Suppose that an object is moving along the x-axis with an initial velocity \(v_i\) (which could be \(0m/s\) but, in general, can be any arbitrary value) and is displaced by an amount \(Δx\). Let's suppose that this object is acted upon by any arbitrary force \(\vec{F}\) as it is being displaced as illustrated in Figure 1. The work \(W\) done by \(\vec{F}\) is, by deffinition, given by

$$W≡\int_c\vec{F}·d\vec{R}.\tag{1}$$

For an object whose motion is restricted to the x-axis, Equation (1) simplifies to

$$W=\int{\vec{F}·d\vec{x}}.\tag{2}$$

Since the vertical component of the force \(\vec{F}_y\) is always perpendicular to \(d\vec{x}\) (the object's displacement), it follows that \(\vec{F}_y\) does not contribute to the work done on the object. Only \(\vec{F}_x\) contributes to the work done and thus Equation (2) simplifies to

$$W=\int{\vec{F}_x·d\vec{x}}.\tag{3}$$

Since \(\vec{F}_x\) is always parallel (or anti-parallel) to \(d\vec{x}\), we can simplify Equation (3) to

$$W=\int{F_xdx},$$

if \(\vec{F}_x\) is pointing in the same direction as \(d\vec{x}\). (If \(\vec{F}_x\) is pointing in the opposite direction to \(dx\), we can just add a minus sign in front of the integral.) We'll restrict our attention to problems in which the force applied to the object is constant. Given this assumption, we can further simplify the integral to

$$W=F_x\int{dx}=F_xΔx.\tag{4}$$

Since \(F_x\) is constant, we can simplify Newton's second law (so that it is expressed in terms of accelleration instead of the time rate-of-change of momentum) and substitute \(ma_x\) in place of \(F_x\) to get

$$W=ma_xΔx.\tag{5}$$

Also, recall that the equations of kinematics apply to any object moving at a constant acelleration. Since we have chosen to restrict our attention to objects acted upon by a constant force, the x-component of accelleration \(a_x\) must also be constant.
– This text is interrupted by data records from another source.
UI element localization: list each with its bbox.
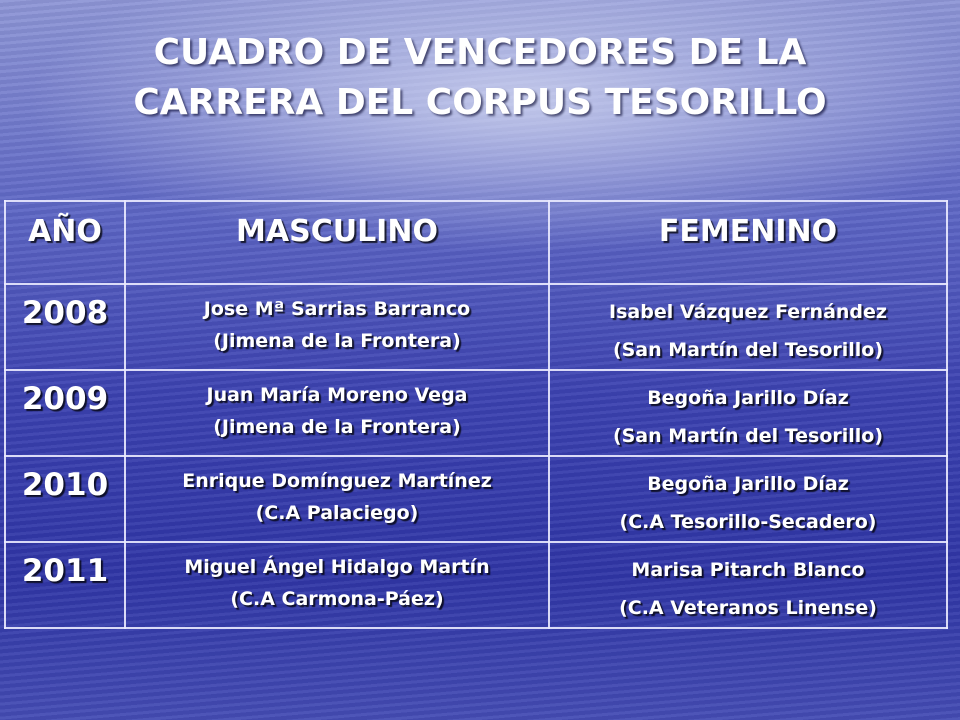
male-club: (C.A Carmona-Páez) xyxy=(230,588,444,610)
female-name: Begoña Jarillo Díaz xyxy=(647,473,849,495)
table-row: 2010 Enrique Domínguez Martínez (C.A Pala… xyxy=(4,455,948,543)
year-cell: 2009 xyxy=(4,369,126,457)
female-name: Marisa Pitarch Blanco xyxy=(631,559,865,581)
header-year: AÑO xyxy=(4,200,126,285)
slide-title: CUADRO DE VENCEDORES DE LA CARRERA DEL C… xyxy=(0,28,960,128)
title-line-1: CUADRO DE VENCEDORES DE LA xyxy=(153,32,807,73)
title-line-2: CARRERA DEL CORPUS TESORILLO xyxy=(133,82,827,123)
male-club: (C.A Palaciego) xyxy=(255,502,419,524)
male-winner-cell: Enrique Domínguez Martínez (C.A Palaciego… xyxy=(124,455,550,543)
female-winner-cell: Begoña Jarillo Díaz (C.A Tesorillo-Secade… xyxy=(548,455,948,543)
male-name: Juan María Moreno Vega xyxy=(206,384,468,406)
year-cell: 2008 xyxy=(4,283,126,371)
year-cell: 2011 xyxy=(4,541,126,629)
table-header-row: AÑO MASCULINO FEMENINO xyxy=(4,200,948,285)
header-male: MASCULINO xyxy=(124,200,550,285)
male-club: (Jimena de la Frontera) xyxy=(213,330,461,352)
female-club: (San Martín del Tesorillo) xyxy=(612,425,884,447)
winners-table: AÑO MASCULINO FEMENINO 2008 Jose Mª Sarr… xyxy=(4,200,948,629)
header-female: FEMENINO xyxy=(548,200,948,285)
table-row: 2009 Juan María Moreno Vega (Jimena de la… xyxy=(4,369,948,457)
female-club: (C.A Tesorillo-Secadero) xyxy=(619,511,877,533)
female-name: Isabel Vázquez Fernández xyxy=(609,301,887,323)
male-name: Enrique Domínguez Martínez xyxy=(182,470,492,492)
female-winner-cell: Marisa Pitarch Blanco (C.A Veteranos Line… xyxy=(548,541,948,629)
year-cell: 2010 xyxy=(4,455,126,543)
female-name: Begoña Jarillo Díaz xyxy=(647,387,849,409)
table-row: 2011 Miguel Ángel Hidalgo Martín (C.A Car… xyxy=(4,541,948,629)
male-winner-cell: Jose Mª Sarrias Barranco (Jimena de la Fr… xyxy=(124,283,550,371)
male-winner-cell: Miguel Ángel Hidalgo Martín (C.A Carmona-… xyxy=(124,541,550,629)
female-winner-cell: Isabel Vázquez Fernández (San Martín del … xyxy=(548,283,948,371)
female-winner-cell: Begoña Jarillo Díaz (San Martín del Tesor… xyxy=(548,369,948,457)
male-name: Miguel Ángel Hidalgo Martín xyxy=(184,556,490,578)
male-winner-cell: Juan María Moreno Vega (Jimena de la Fron… xyxy=(124,369,550,457)
male-name: Jose Mª Sarrias Barranco xyxy=(203,298,471,320)
female-club: (C.A Veteranos Linense) xyxy=(619,597,877,619)
female-club: (San Martín del Tesorillo) xyxy=(612,339,884,361)
male-club: (Jimena de la Frontera) xyxy=(213,416,461,438)
table-row: 2008 Jose Mª Sarrias Barranco (Jimena de … xyxy=(4,283,948,371)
This means that we can use the following equation from kinematics (in fact, we could use any of the equations from kinematics since they all apply to any object moving with a constant acelleration) to describe the object's motion:

$$v_f^2=v_i^2+2a_xΔx.$$

If we algebraically manipulate the above equation in order to solve for \(Δx\), we get

$$Δx=\frac{v_f^2-v_i^2}{2a_x}.$$

Substituting this result into Equation (5), we have

$$W=ma_x(\frac{v_f^2-v_i^2}{2a_x})=m(\frac{v_f^2-v_i^2}{2})=\frac{1}{2}mv_f^2-\frac{1}{2}mv_i^2=ΔKE.\tag{6}$$

What we have essentially just proved to ourselves is that there is some relationship between the work done on an object and that object's change in energy. Or to be more technical, we've shown that work is an energy transfer mechanism: a way of transfering energy into and out of an object. In this proof in particular, we've shown that whenever a force \(\vec{F}\) acts on an object as that object is being displaced but whose altitude (or height) isn't changing, then that force \(\vec{F}\) transfers kinetic energy into or out of the object (depending on whether \(W=ΔKE\) is positive or negative). Equation (6) is called the *work kinetic-energy theorem*. In the next lesson, we'll prove that if an object (initially at a height \(y_i\)) moves along any trajectory until it reaches a different height \(y_f\), the force of gravity \(\vec{F}_g\) transfers energy into or out of the object. But it *does not* transfer kinetic energy into or out of the object; instead, it only transfers potential energy into or out of the object.